David Oyelowo plays Dr. King, and I’m still shocked that he wasn’t even nominated for a Best Actor Oscar that year. It’s a career-defining performance that reminded me of Gary Oldman’s turn as Winston Churchill in Darkest Hour, in that it presented a great man and what made him great while depicting his low moments and acknowledging his imperfections. Oyelowo especially excels in the reenactments of King’s impassioned and eloquent speeches, and the supporting cast is equally stellar, from Carmen Ejogo as his long-suffering wife to Tom Wilkinson as a grudgingly helpful President Johnson. The whole ensemble contributes to an engagingly personal history lesson, from established actors like Tim Roth and Oprah to then-newcomers who have become more well-known in the years since, such as Lakeith Stanfield and Tessa Thompson.
My VC thought Selma had the slight feel of a TV movie, and some critics have nitpicked its historical accuracy, but more often than not, Selma felt to me like watching real, immediate history, which is the best compliment that can be offered to a historical drama. It presents uncomfortable truths tastefully, such as the doubts surrounding King’s potential adultery, and shows the horrors of hate and prejudice in ways that are powerful but not graphic.
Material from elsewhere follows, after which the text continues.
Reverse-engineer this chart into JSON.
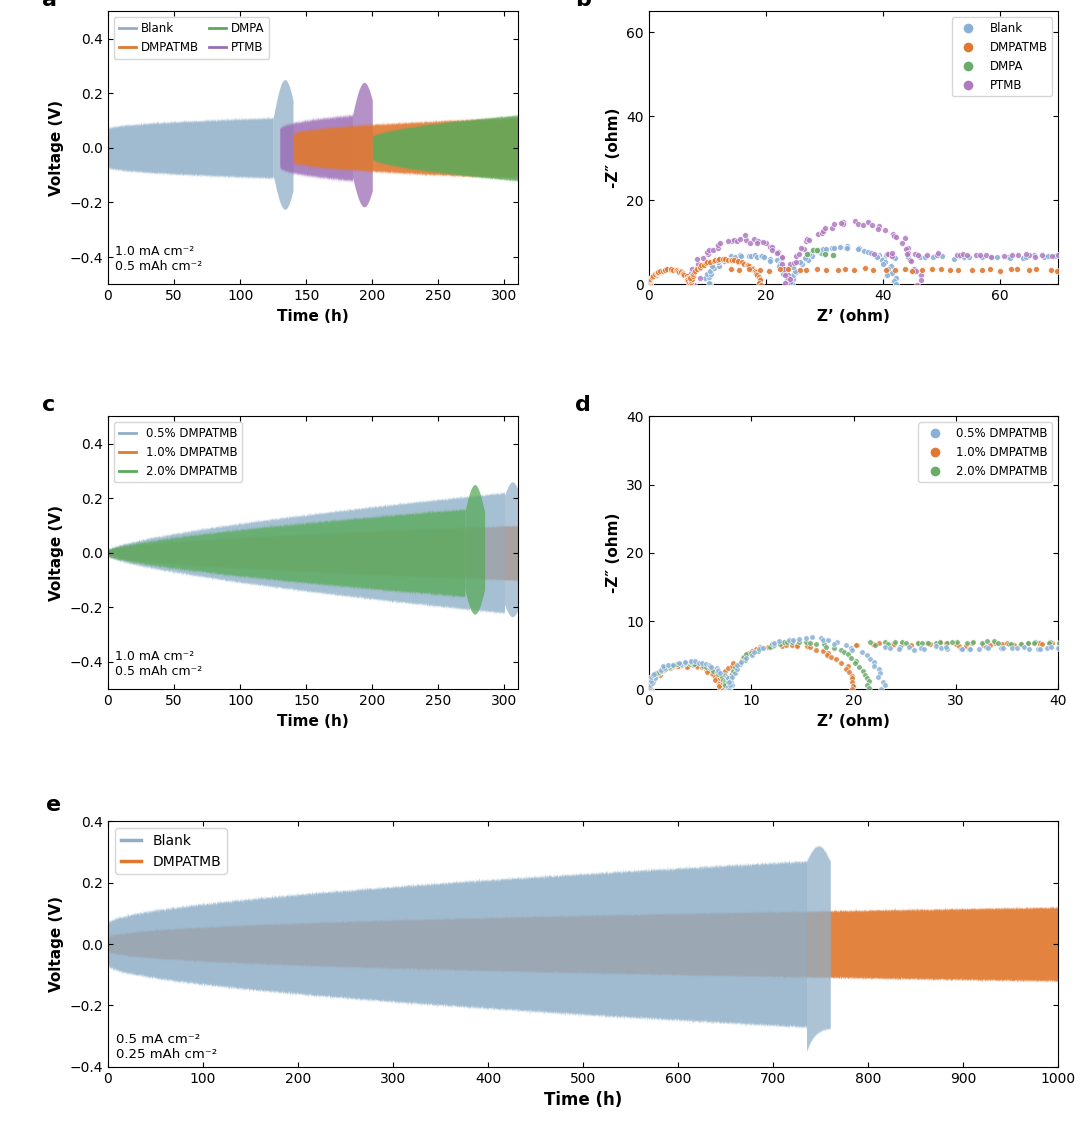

While King certainly preaches, the film doesn’t too much, letting its story develop its themes, such as non-violence; for example, King’s assertions that their efforts need to be noticed by white America are fulfilled when the Selma march is joined by white religious leaders and supporters from across the country, lending greater numbers and prominence to the event.
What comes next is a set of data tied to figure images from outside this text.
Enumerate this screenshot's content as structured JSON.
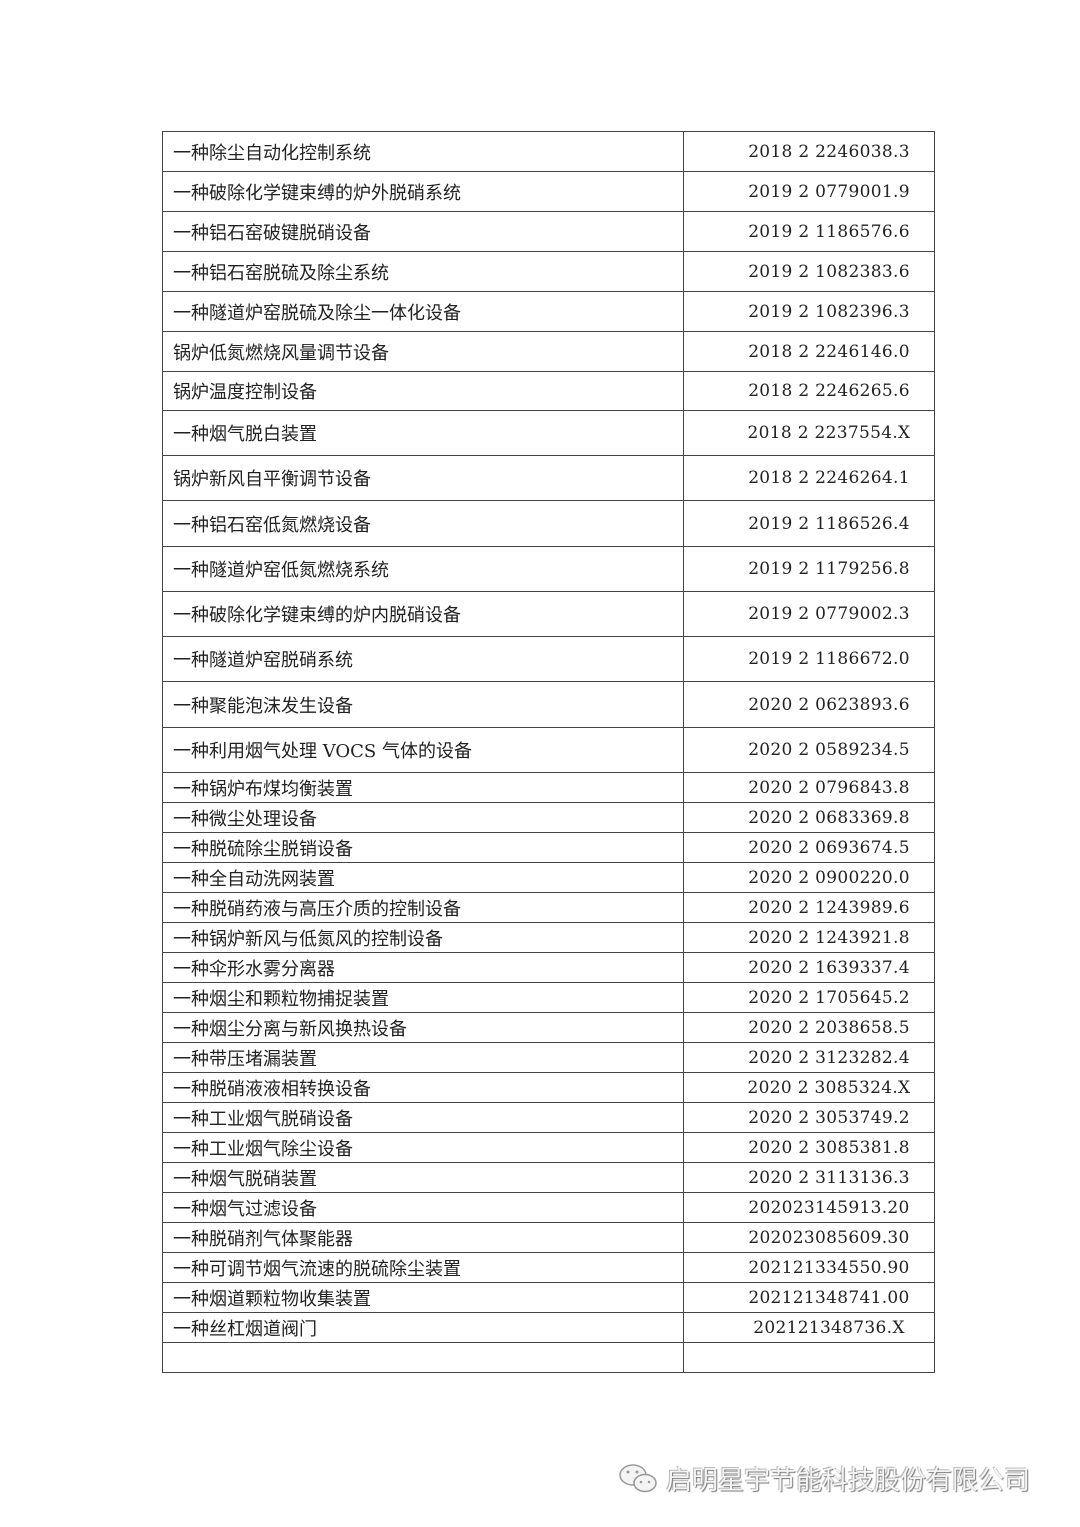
{
  "patents": [
    {
      "name": "一种除尘自动化控制系统",
      "number": "2018 2 2246038.3"
    },
    {
      "name": "一种破除化学键束缚的炉外脱硝系统",
      "number": "2019 2 0779001.9"
    },
    {
      "name": "一种铝石窑破键脱硝设备",
      "number": "2019 2 1186576.6"
    },
    {
      "name": "一种铝石窑脱硫及除尘系统",
      "number": "2019 2 1082383.6"
    },
    {
      "name": "一种隧道炉窑脱硫及除尘一体化设备",
      "number": "2019 2 1082396.3"
    },
    {
      "name": "锅炉低氮燃烧风量调节设备",
      "number": "2018 2 2246146.0"
    },
    {
      "name": "锅炉温度控制设备",
      "number": "2018 2 2246265.6"
    },
    {
      "name": "一种烟气脱白装置",
      "number": "2018 2 2237554.X"
    },
    {
      "name": "锅炉新风自平衡调节设备",
      "number": "2018 2 2246264.1"
    },
    {
      "name": "一种铝石窑低氮燃烧设备",
      "number": "2019 2 1186526.4"
    },
    {
      "name": "一种隧道炉窑低氮燃烧系统",
      "number": "2019 2 1179256.8"
    },
    {
      "name": "一种破除化学键束缚的炉内脱硝设备",
      "number": "2019 2 0779002.3"
    },
    {
      "name": "一种隧道炉窑脱硝系统",
      "number": "2019 2 1186672.0"
    },
    {
      "name": "一种聚能泡沫发生设备",
      "number": "2020 2 0623893.6"
    },
    {
      "name": "一种利用烟气处理 VOCS 气体的设备",
      "number": "2020 2 0589234.5"
    },
    {
      "name": "一种锅炉布煤均衡装置",
      "number": "2020 2 0796843.8"
    },
    {
      "name": "一种微尘处理设备",
      "number": "2020 2 0683369.8"
    },
    {
      "name": "一种脱硫除尘脱销设备",
      "number": "2020 2 0693674.5"
    },
    {
      "name": "一种全自动洗网装置",
      "number": "2020 2 0900220.0"
    },
    {
      "name": "一种脱硝药液与高压介质的控制设备",
      "number": "2020 2 1243989.6"
    },
    {
      "name": "一种锅炉新风与低氮风的控制设备",
      "number": "2020 2 1243921.8"
    },
    {
      "name": "一种伞形水雾分离器",
      "number": "2020 2 1639337.4"
    },
    {
      "name": "一种烟尘和颗粒物捕捉装置",
      "number": "2020 2 1705645.2"
    },
    {
      "name": "一种烟尘分离与新风换热设备",
      "number": "2020 2 2038658.5"
    },
    {
      "name": "一种带压堵漏装置",
      "number": "2020 2 3123282.4"
    },
    {
      "name": "一种脱硝液液相转换设备",
      "number": "2020 2 3085324.X"
    },
    {
      "name": "一种工业烟气脱硝设备",
      "number": "2020 2 3053749.2"
    },
    {
      "name": "一种工业烟气除尘设备",
      "number": "2020 2 3085381.8"
    },
    {
      "name": "一种烟气脱硝装置",
      "number": "2020 2 3113136.3"
    },
    {
      "name": "一种烟气过滤设备",
      "number": "202023145913.20"
    },
    {
      "name": "一种脱硝剂气体聚能器",
      "number": "202023085609.30"
    },
    {
      "name": "一种可调节烟气流速的脱硫除尘装置",
      "number": "202121334550.90"
    },
    {
      "name": "一种烟道颗粒物收集装置",
      "number": "202121348741.00"
    },
    {
      "name": "一种丝杠烟道阀门",
      "number": "202121348736.X"
    },
    {
      "name": "",
      "number": ""
    }
  ],
  "watermark": {
    "text": "启明星宇节能科技股份有限公司",
    "icon": "wechat-icon"
  }
}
I don’t know why it took so long for me to watch Selma, but I’m glad I did, even if I’m left annoyed that it didn’t get more Oscar love that year. (It did win Best Original Song for “Glory,” which ironically was the one thing I didn’t care for, not being a fan of rap.) The only criticism I have is that it might be hard to keep track of all the characters if you’re unfamiliar with the history. Nevertheless, this feels like an essential film for not just black history but American history. With its laudable lead performance and rousing conclusion, Selma deserves to be ranked among the greatest historical films.
Best line: (Dr. King) “Our lives are not fully lived if we’re not willing to die for those we love, for what we believe.”